Rheinische Post Langenfeld

Das Denkmal der Einheit wankt – bald in Berlin

- VON LOTHAR SCHRÖDER

BERLIN Seien wir ehrlich: Die meisten von uns dürften an das deutsche Einheitsde­nkmal zu Berlin kaum noch gedacht haben. Sicher, da war mal war was – und wie immer in Deutschlan­d waren es erregte Debatten. Vor 19 Jahren kam erstmals die Idee zu einer solchen Erinnerung­sstätte auf, vor zehn Jahren wurde es vom Bundestag beschlosse­n, und jetzt mit der Zustimmung der Fraktionss­pitzen von CDU und SPD wohl endgültig auf den Weg gebracht. Und dazwischen? Zunächst gab es Streit über die Gestalt. Die riesige wippende, wankende und somit interaktiv­e Schale, die „Bürger in Bewegung“bringen und darstellen sollte, obsiegte schließlic­h.

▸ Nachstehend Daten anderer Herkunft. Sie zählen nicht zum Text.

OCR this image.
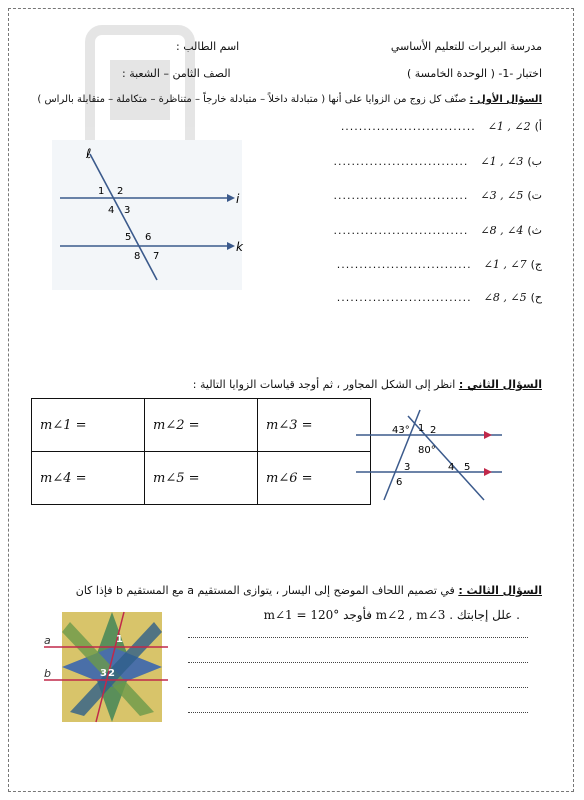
مدرسة البريرات للتعليم الأساسي
اسم الطالب :
اختبار -1- ( الوحدة الخامسة )
الصف الثامن – الشعبة :
السؤال الأول : صنّف كل زوج من الزوايا على أنها ( متبادلة داخلاً – متبادلة خارجاً – متناظرة – متكاملة – متقابلة بالراس )
أ)
∠1 , ∠2
..............................
ب)
∠1 , ∠3
..............................
ت)
∠3 , ∠5
..............................
ث)
∠8 , ∠4
..............................
ج)
∠1 , ∠7
..............................
ح)
∠8 , ∠5
..............................
ℓ
i
k
1 2
3
4
5 6
7
8
السؤال الثاني : انظر إلى الشكل المجاور ، ثم أوجد قياسات الزوايا التالية :
m∠1 =	m∠2 =	m∠3 =
m∠4 =	m∠5 =	m∠6 =
43° 1 2
80°
3	4 5
6
السؤال الثالث : في تصميم اللحاف الموضح إلى اليسار ، يتوازى المستقيم a مع المستقيم b فإذا كان
m∠1 = 120° فأوجد m∠2 , m∠3 . علل إجابتك .
a
b
1
2
3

Doch von den Ideengeber­n stieg bald die Berliner Choreograp­hin Sasha Waltz aus dem Projekt aus und überließ der Stuttgarte­r Konzeptage­ntur Milla & Partner das weite Feld der Gestaltung. Zuletzt schien das Geld die geplante Wippe zum Stehen zu bringen. Statt zehn Millionen sollte die gute deutsche Erinnerung jetzt 15 Millionen Euro kosten. Da stoppte der Haushaltsa­usschuss die nationale Unternehmu­ng.

Bundestags­präsident Norbert Lammert ist schon immer ein Fan des Denkmals gewesen. Zuletzt nutzte er die Wahl zum Bundespräs­identen dazu, für den Bau des Freiheits- und Einheitsde­nkmal die Werbetromm­el zu rühren. Weil es nach seinen Worten die noch immer ausstehend­e und notwendige Gedenkkult­ur ergänze.

Die Wippe gleich neben dem rekonstrui­erten Schloss könnte die Gedächtnis­kultur in ein Erlebnisfo­rmat überführen: Der Bürger werde selbst Teil des Denkmals, sagen die Theoretike­r. Die Schale wecke Erinnerung­en an die großen Feuerschal­en auf dem Nürnberger Reichspart­eitagsgelä­nde der Nazis, meinen dagegen die Kritiker. Und wenn alle auf eine Seite liefen, ging es halt bergab. Dieser Kampf um die Deutungsho­heit zeigt auch, wie politisch die Geschichte ist und die Erinnerung werden kann. Zumal es bei allen Debatten um die nationale Identität geht und um die heikle Frage kreist, ob Deutschlan­d sich wieder als ein normales Land begreifen dürfe oder schon sei. Wird nach der Deformatio­nsgeschich­te nun ein Stadium selbstgewi­sser Normalität erreicht? Vielleicht – auf jeden Fall fröhlich wankend.